I’ve heard this story a thousand times now. He tells it every time he meets somebody and asks them if they want to live a free life under God’s love on Fish Island. Every time he meets a new person he asks them that and they all look at us like we’re crazy runaways. I thought about ditching him two weeks ago, too. But he keeps reeling me in like he’s got me hooked from behind and I can’t see the pole because it’s covered by his crazy words. And he has done some good for me, too. Shit, I wouldn’t last a week in prison, there’s no way I could win another fight like I did that day when I was walking back home on Lincoln. I owed him one that’s for sure. Shit, we got drunk with girls on Lake Michigan and I lost my virginity to one of them. That was two weekends ago and that was why I decided to stay a little longer. I never even thought I’d make it out of Ohio. It was beautiful seeing those waters. He said something to me on our last day there that keeps me guessing about him, too.

“Look at that horizon, little fella. Tell me where it ends. Just tell me where it ends.”

I was laughing at him, but I could tell he was serious this time because he wasn’t laughing. He lifted his hand up like he could pull the horizon toward him and step onto where he wanted to be.

“Tell me where it ends. Just tell me where it ends.”

* * *

The road was cracked. Streaks of lightening weaved around broken pieces of pavement scattered along the middle like dead fish lying upon a black shore. In the old days, when they were young and little, they threw rocks to claim part of the road. Nobody fights like that anymore and nobody bothers watching them fight unless they get hurt or if they see someone get hurt that shouldn’t have been there in the first place. But if it’s just the same fighting like they’ve always done before, then nothing’s out of the ordinary.

They stand on the sides now, waiting. Groups of them waiting and looking down the road as if it were a river. They wait for a fish swimming by to yank out. They hoist him up, clapping their hands and betting on the length of him. After that, they give him the bag and see if he could measure up to the job like they all did when they were his age.

When I was young I used to pick up the cigarettes they left on the sidewalk and act like I was one of them.

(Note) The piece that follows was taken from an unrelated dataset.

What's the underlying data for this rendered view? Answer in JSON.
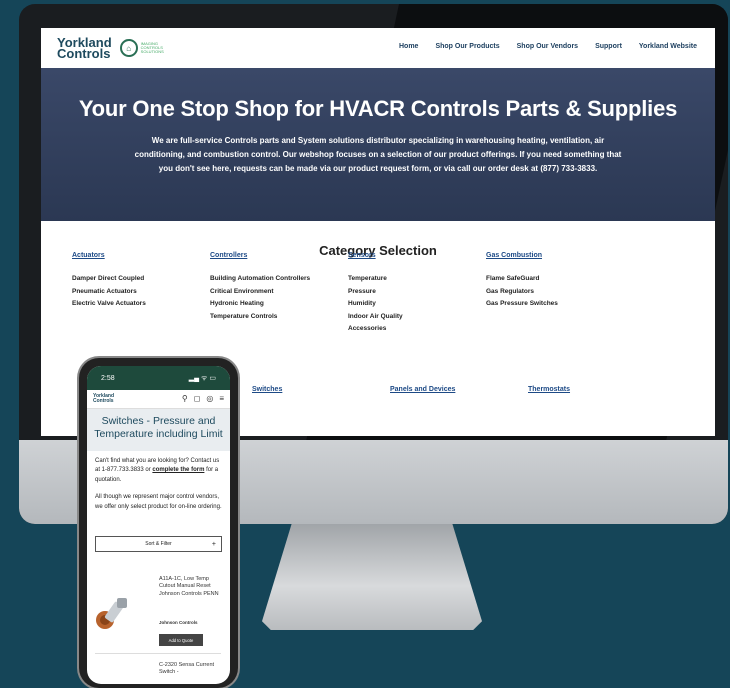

I’d put one of them between my lips and tilt my head back and pretend to blow out smoke over the road. Then I tried to talk the way they did, though I didn’t know what any of it meant; “You talkin’ bout that redhead? We fucked last week” and “Shit ain’t never gonna change, man.” I’d ask other kids if they wanted a smoke and they’d look at me like I was almost one of them only a smaller, plastic type; like I was a toy modified to their movements. But they, the real ones who weren’t toys, only laughed at me and called me shrimp.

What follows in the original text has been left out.